Early events of photosynthesis operate through a series of pigment protein complexes (PPSs). They harvest light energy and convert it to chemical energy. Many large multi-subunit complexes are partly understood, such as the reaction centers where photochemistry takes place, light-harvesting antenna complexes (LHCs) that increase the light energy capture cross-section [1]. However, it remains much less clear how these complexes interact with each other and how the excitation energy transfer is regulated [2]. Cyanobacterial light-harvesting complexes (Phycobilisome or PBS) are located on the stromal side of the thylakoid membrane. They are giant molecules, with a molecular mass range of 5-15 MDa 3, 4, 5. Light energy captured by PBS is usually transferred to Chlorophyll a (Chla) molecules in the photosystems (Photosystem I or PSI, and Photosystem II or PSII) where charge separation occurs. PBSs are comprised of highly organized assemblies of pigmented phycobiliproteins and colorless linker polypeptides 6, 7.

The pigment-free linker proteins play essential roles in PBSs’ structure and function. They fine-tune the chromophore spectral properties in favor of efficient excitation energy transfer from PBS to PSII and PSI 3, 5, 6, 7, 8. Many of these linker proteins contain a large portion of the unstructured loops or intrinsically disordered proteins/regions (IDPRs), a concept in contrast to the specific 3D structure-function paradigm 9, 10, 11. IDPRs of the linker proteins are often found at the interfaces between the protein subunits in PBS, such as the rod-core region, and the core-membrane anchoring region 3, 7, 12. ApcE, also termed as core-membrane linker or LCM [12], comprises both structured and unstructured domains (IDPRs), such as the structured phycocyanobilin binding domain (or PB domain or αLCM) and several linker domains (LDs) that are essentially required for connecting APC trimers (discs) 13, 14. Between the PB and LDs, there are several unstructured loops (IDPRs) connecting PB domain and LDs.
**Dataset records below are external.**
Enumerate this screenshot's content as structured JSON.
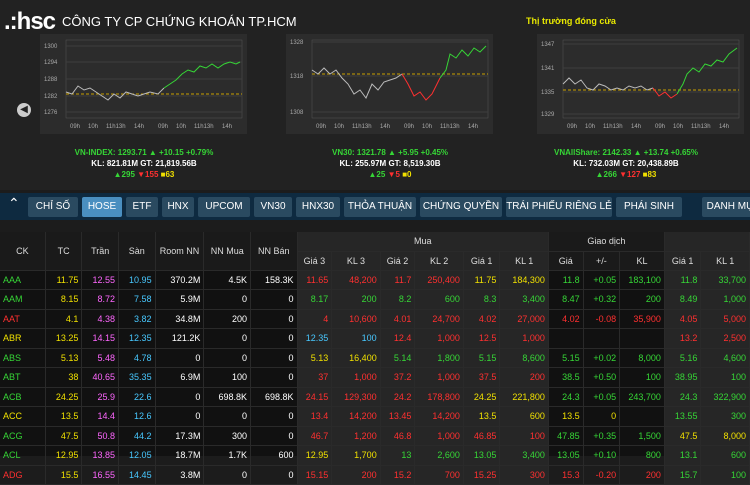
{
  "header": {
    "logo": ".:hsc",
    "company": "CÔNG TY CP CHỨNG KHOÁN TP.HCM",
    "market_status": "Thị trường đóng cửa"
  },
  "charts": [
    {
      "yticks": [
        "1300",
        "1294",
        "1288",
        "1282",
        "1276"
      ],
      "ref_label": "1282",
      "xticks": [
        "09h",
        "10h",
        "11h13h",
        "14h",
        "09h",
        "10h",
        "11h13h",
        "14h"
      ],
      "line1": "VN-INDEX: 1293.71 ▲ +10.15 +0.79%",
      "line2": "KL: 821.81M GT: 21,819.56B",
      "up": "▲295",
      "down": "▼155",
      "flat": "■63"
    },
    {
      "yticks": [
        "1328",
        "1318",
        "1308"
      ],
      "ref_label": "1318",
      "xticks": [
        "09h",
        "10h",
        "11h13h",
        "14h",
        "09h",
        "10h",
        "11h13h",
        "14h"
      ],
      "line1": "VN30: 1321.78 ▲ +5.95 +0.45%",
      "line2": "KL: 255.97M GT: 8,519.30B",
      "up": "▲25",
      "down": "▼5",
      "flat": "■0"
    },
    {
      "yticks": [
        "1347",
        "1341",
        "1335",
        "1329"
      ],
      "ref_label": "1335",
      "xticks": [
        "09h",
        "10h",
        "11h13h",
        "14h",
        "09h",
        "10h",
        "11h13h",
        "14h"
      ],
      "line1": "VNAllShare: 2142.33 ▲ +13.74 +0.65%",
      "line2": "KL: 732.03M GT: 20,438.89B",
      "up": "▲266",
      "down": "▼127",
      "flat": "■83"
    }
  ],
  "tabs": [
    "CHỈ SỐ",
    "HOSE",
    "ETF",
    "HNX",
    "UPCOM",
    "VN30",
    "HNX30",
    "THỎA THUẬN",
    "CHỨNG QUYỀN",
    "TRÁI PHIẾU RIÊNG LẺ",
    "PHÁI SINH",
    "DANH MỤ"
  ],
  "active_tab": "HOSE",
  "table": {
    "groups": {
      "mua": "Mua",
      "giao_dich": "Giao dịch"
    },
    "cols": [
      "CK",
      "TC",
      "Trần",
      "Sàn",
      "Room NN",
      "NN Mua",
      "NN Bán",
      "Giá 3",
      "KL 3",
      "Giá 2",
      "KL 2",
      "Giá 1",
      "KL 1",
      "Giá",
      "+/-",
      "KL",
      "Giá 1",
      "KL 1"
    ],
    "rows": [
      {
        "c": "up",
        "v": [
          "AAA",
          "11.75",
          "12.55",
          "10.95",
          "370.2M",
          "4.5K",
          "158.3K",
          "11.65",
          "48,200",
          "11.7",
          "250,400",
          "11.75",
          "184,300",
          "11.8",
          "+0.05",
          "183,100",
          "11.8",
          "33,700"
        ],
        "k": [
          "up",
          "ref",
          "ce",
          "fl",
          "wh",
          "wh",
          "wh",
          "dn",
          "dn",
          "dn",
          "dn",
          "ref",
          "ref",
          "up",
          "up",
          "up",
          "up",
          "up"
        ]
      },
      {
        "c": "up",
        "v": [
          "AAM",
          "8.15",
          "8.72",
          "7.58",
          "5.9M",
          "0",
          "0",
          "8.17",
          "200",
          "8.2",
          "600",
          "8.3",
          "3,400",
          "8.47",
          "+0.32",
          "200",
          "8.49",
          "1,000"
        ],
        "k": [
          "up",
          "ref",
          "ce",
          "fl",
          "wh",
          "wh",
          "wh",
          "up",
          "up",
          "up",
          "up",
          "up",
          "up",
          "up",
          "up",
          "up",
          "up",
          "up"
        ]
      },
      {
        "c": "dn",
        "v": [
          "AAT",
          "4.1",
          "4.38",
          "3.82",
          "34.8M",
          "200",
          "0",
          "4",
          "10,600",
          "4.01",
          "24,700",
          "4.02",
          "27,000",
          "4.02",
          "-0.08",
          "35,900",
          "4.05",
          "5,000"
        ],
        "k": [
          "dn",
          "ref",
          "ce",
          "fl",
          "wh",
          "wh",
          "wh",
          "dn",
          "dn",
          "dn",
          "dn",
          "dn",
          "dn",
          "dn",
          "dn",
          "dn",
          "dn",
          "dn"
        ]
      },
      {
        "c": "dn",
        "v": [
          "ABR",
          "13.25",
          "14.15",
          "12.35",
          "121.2K",
          "0",
          "0",
          "12.35",
          "100",
          "12.4",
          "1,000",
          "12.5",
          "1,000",
          "",
          "",
          "",
          "13.2",
          "2,500"
        ],
        "k": [
          "ref",
          "ref",
          "ce",
          "fl",
          "wh",
          "wh",
          "wh",
          "fl",
          "fl",
          "dn",
          "dn",
          "dn",
          "dn",
          "",
          "",
          "",
          "dn",
          "dn"
        ]
      },
      {
        "c": "up",
        "v": [
          "ABS",
          "5.13",
          "5.48",
          "4.78",
          "0",
          "0",
          "0",
          "5.13",
          "16,400",
          "5.14",
          "1,800",
          "5.15",
          "8,600",
          "5.15",
          "+0.02",
          "8,000",
          "5.16",
          "4,600"
        ],
        "k": [
          "up",
          "ref",
          "ce",
          "fl",
          "wh",
          "wh",
          "wh",
          "ref",
          "ref",
          "up",
          "up",
          "up",
          "up",
          "up",
          "up",
          "up",
          "up",
          "up"
        ]
      },
      {
        "c": "up",
        "v": [
          "ABT",
          "38",
          "40.65",
          "35.35",
          "6.9M",
          "100",
          "0",
          "37",
          "1,000",
          "37.2",
          "1,000",
          "37.5",
          "200",
          "38.5",
          "+0.50",
          "100",
          "38.95",
          "100"
        ],
        "k": [
          "up",
          "ref",
          "ce",
          "fl",
          "wh",
          "wh",
          "wh",
          "dn",
          "dn",
          "dn",
          "dn",
          "dn",
          "dn",
          "up",
          "up",
          "up",
          "up",
          "up"
        ]
      },
      {
        "c": "up",
        "v": [
          "ACB",
          "24.25",
          "25.9",
          "22.6",
          "0",
          "698.8K",
          "698.8K",
          "24.15",
          "129,300",
          "24.2",
          "178,800",
          "24.25",
          "221,800",
          "24.3",
          "+0.05",
          "243,700",
          "24.3",
          "322,900"
        ],
        "k": [
          "up",
          "ref",
          "ce",
          "fl",
          "wh",
          "wh",
          "wh",
          "dn",
          "dn",
          "dn",
          "dn",
          "ref",
          "ref",
          "up",
          "up",
          "up",
          "up",
          "up"
        ]
      },
      {
        "c": "ref",
        "v": [
          "ACC",
          "13.5",
          "14.4",
          "12.6",
          "0",
          "0",
          "0",
          "13.4",
          "14,200",
          "13.45",
          "14,200",
          "13.5",
          "600",
          "13.5",
          "0",
          "",
          "13.55",
          "300"
        ],
        "k": [
          "ref",
          "ref",
          "ce",
          "fl",
          "wh",
          "wh",
          "wh",
          "dn",
          "dn",
          "dn",
          "dn",
          "ref",
          "ref",
          "ref",
          "ref",
          "",
          "up",
          "up"
        ]
      },
      {
        "c": "up",
        "v": [
          "ACG",
          "47.5",
          "50.8",
          "44.2",
          "17.3M",
          "300",
          "0",
          "46.7",
          "1,200",
          "46.8",
          "1,000",
          "46.85",
          "100",
          "47.85",
          "+0.35",
          "1,500",
          "47.5",
          "8,000"
        ],
        "k": [
          "up",
          "ref",
          "ce",
          "fl",
          "wh",
          "wh",
          "wh",
          "dn",
          "dn",
          "dn",
          "dn",
          "dn",
          "dn",
          "up",
          "up",
          "up",
          "ref",
          "ref"
        ]
      },
      {
        "c": "up",
        "v": [
          "ACL",
          "12.95",
          "13.85",
          "12.05",
          "18.7M",
          "1.7K",
          "600",
          "12.95",
          "1,700",
          "13",
          "2,600",
          "13.05",
          "3,400",
          "13.05",
          "+0.10",
          "800",
          "13.1",
          "600"
        ],
        "k": [
          "up",
          "ref",
          "ce",
          "fl",
          "wh",
          "wh",
          "wh",
          "ref",
          "ref",
          "up",
          "up",
          "up",
          "up",
          "up",
          "up",
          "up",
          "up",
          "up"
        ]
      },
      {
        "c": "dn",
        "v": [
          "ADG",
          "15.5",
          "16.55",
          "14.45",
          "3.8M",
          "0",
          "0",
          "15.15",
          "200",
          "15.2",
          "700",
          "15.25",
          "300",
          "15.3",
          "-0.20",
          "200",
          "15.7",
          "100"
        ],
        "k": [
          "dn",
          "ref",
          "ce",
          "fl",
          "wh",
          "wh",
          "wh",
          "dn",
          "dn",
          "dn",
          "dn",
          "dn",
          "dn",
          "dn",
          "dn",
          "dn",
          "up",
          "up"
        ]
      }
    ]
  },
  "colors": {
    "up": "#36d636",
    "down": "#ff3030",
    "ref": "#f0e000",
    "ceil": "#ff66ff",
    "floor": "#48c8ff"
  }
}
Interestingly, a peptide loop (PB-loop), a 60-70 amino acid long, flexible IDPR, is even inserted into the structured PB domain [15]. This naturally occurred insertion does not interrupt the function of PB as a terminal energy emitter (TEE) through which the excitation energy is transmitted from PBS to the RCs. Genetic deletion of the PB-loop, however, suggested an altered energetic connectivity between PBS and the RCs, indicating its dynamic regulatory roles [16]. Note, the PB domain structure containing the intact PB-loop has not been resolved in either X-ray crystallography [17] or cryo-EM 3, 4, 5, 18 .
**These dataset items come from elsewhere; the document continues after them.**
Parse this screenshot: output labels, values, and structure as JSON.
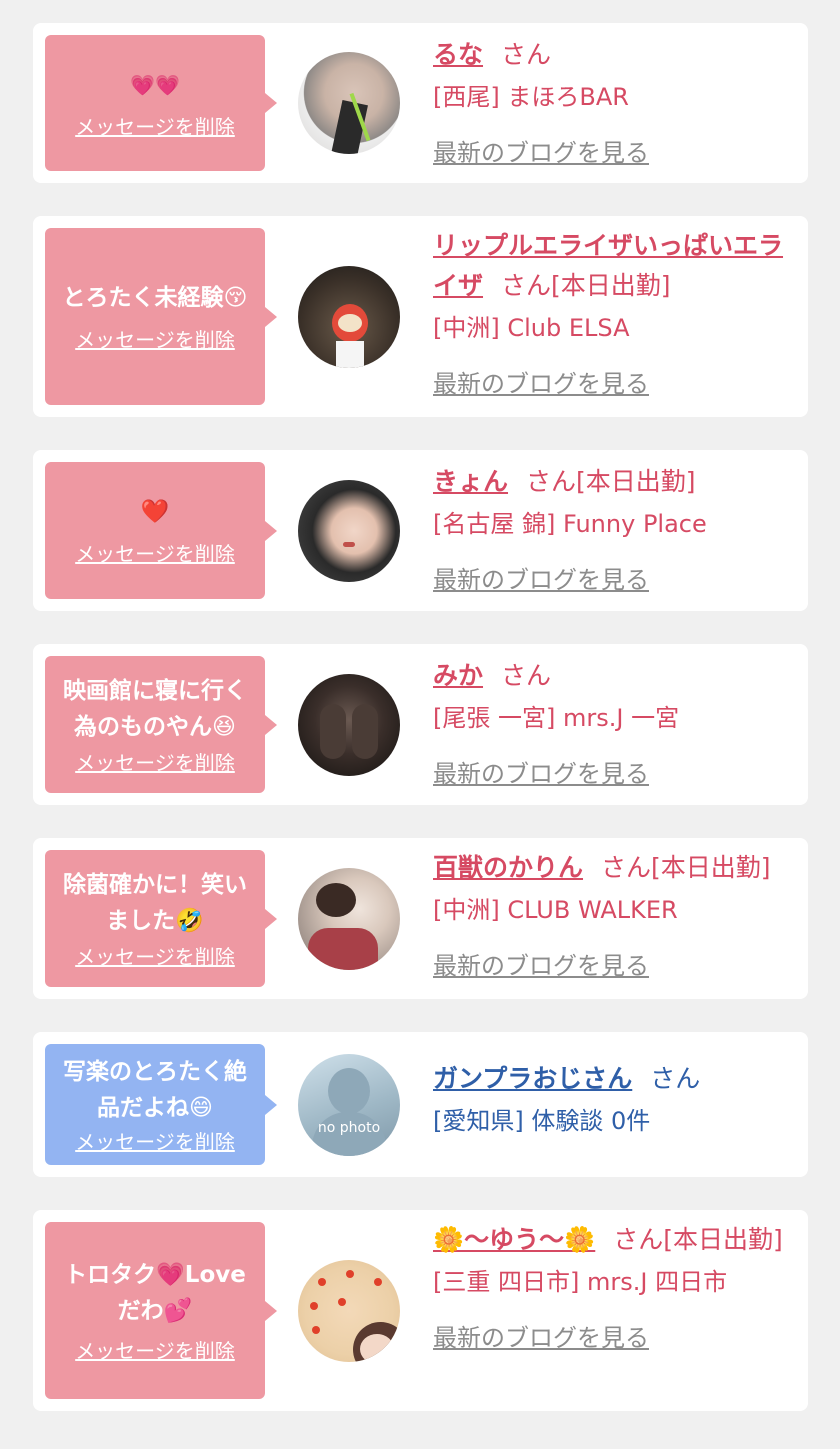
{
  "delete_label": "メッセージを削除",
  "blog_label": "最新のブログを見る",
  "cards": [
    {
      "message": "💗💗",
      "name": "るな",
      "suffix": "さん",
      "shop": "[西尾] まほろBAR",
      "blog": "最新のブログを見る"
    },
    {
      "message": "とろたく未経験😚",
      "name": "リップルエライザいっぱいエライザ",
      "suffix": "さん[本日出勤]",
      "shop": "[中洲] Club ELSA",
      "blog": "最新のブログを見る"
    },
    {
      "message": "❤️",
      "name": "きょん",
      "suffix": "さん[本日出勤]",
      "shop": "[名古屋 錦] Funny Place",
      "blog": "最新のブログを見る"
    },
    {
      "message": "映画館に寝に行く為のものやん😆",
      "name": "みか",
      "suffix": "さん",
      "shop": "[尾張 一宮] mrs.J 一宮",
      "blog": "最新のブログを見る"
    },
    {
      "message": "除菌確かに！笑いました🤣",
      "name": "百獣のかりん",
      "suffix": "さん[本日出勤]",
      "shop": "[中洲] CLUB WALKER",
      "blog": "最新のブログを見る"
    },
    {
      "message": "写楽のとろたく絶品だよね😄",
      "name": "ガンプラおじさん",
      "suffix": "さん",
      "shop": "[愛知県] 体験談 0件",
      "avatar_text": "no photo"
    },
    {
      "message": "トロタク💗Loveだわ💕",
      "name": "🌼〜ゆう〜🌼",
      "suffix": "さん[本日出勤]",
      "shop": "[三重 四日市] mrs.J 四日市",
      "blog": "最新のブログを見る"
    }
  ]
}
In this communication, several structural models of the PB domain were generated using the Google DeepMind’s AlphaFold protein 3D prediction algorithm. Experimentally, the isotopically-encoded chemical cross-linking technology in combination with the LC-MS/MS interrogations were applied in the current study. The goal is to elucidate the structural organization of the flexible PB-loop (IDPR) in the PB domain and in the context of whole PBS protein assembly. This work uses protein sequences of PBS from a cyanobacterium, Synechocystis sp. PCC 6803, (hereafter Synechocystis 6803). It was found that large portion of the PB-loop is located in the interface between disc 2 and disc 3 in each PBS basal cylinder. It is associated with the C-terminal helical domain of ApcG. The PB-loop and ApcG seem collectively form a protrusion towards the thylakoid membrane where the RCs are imbedded. A stepwise PBS assembly pathway, highlighting the structural roles of PB-loop and ApcG, is also proposed.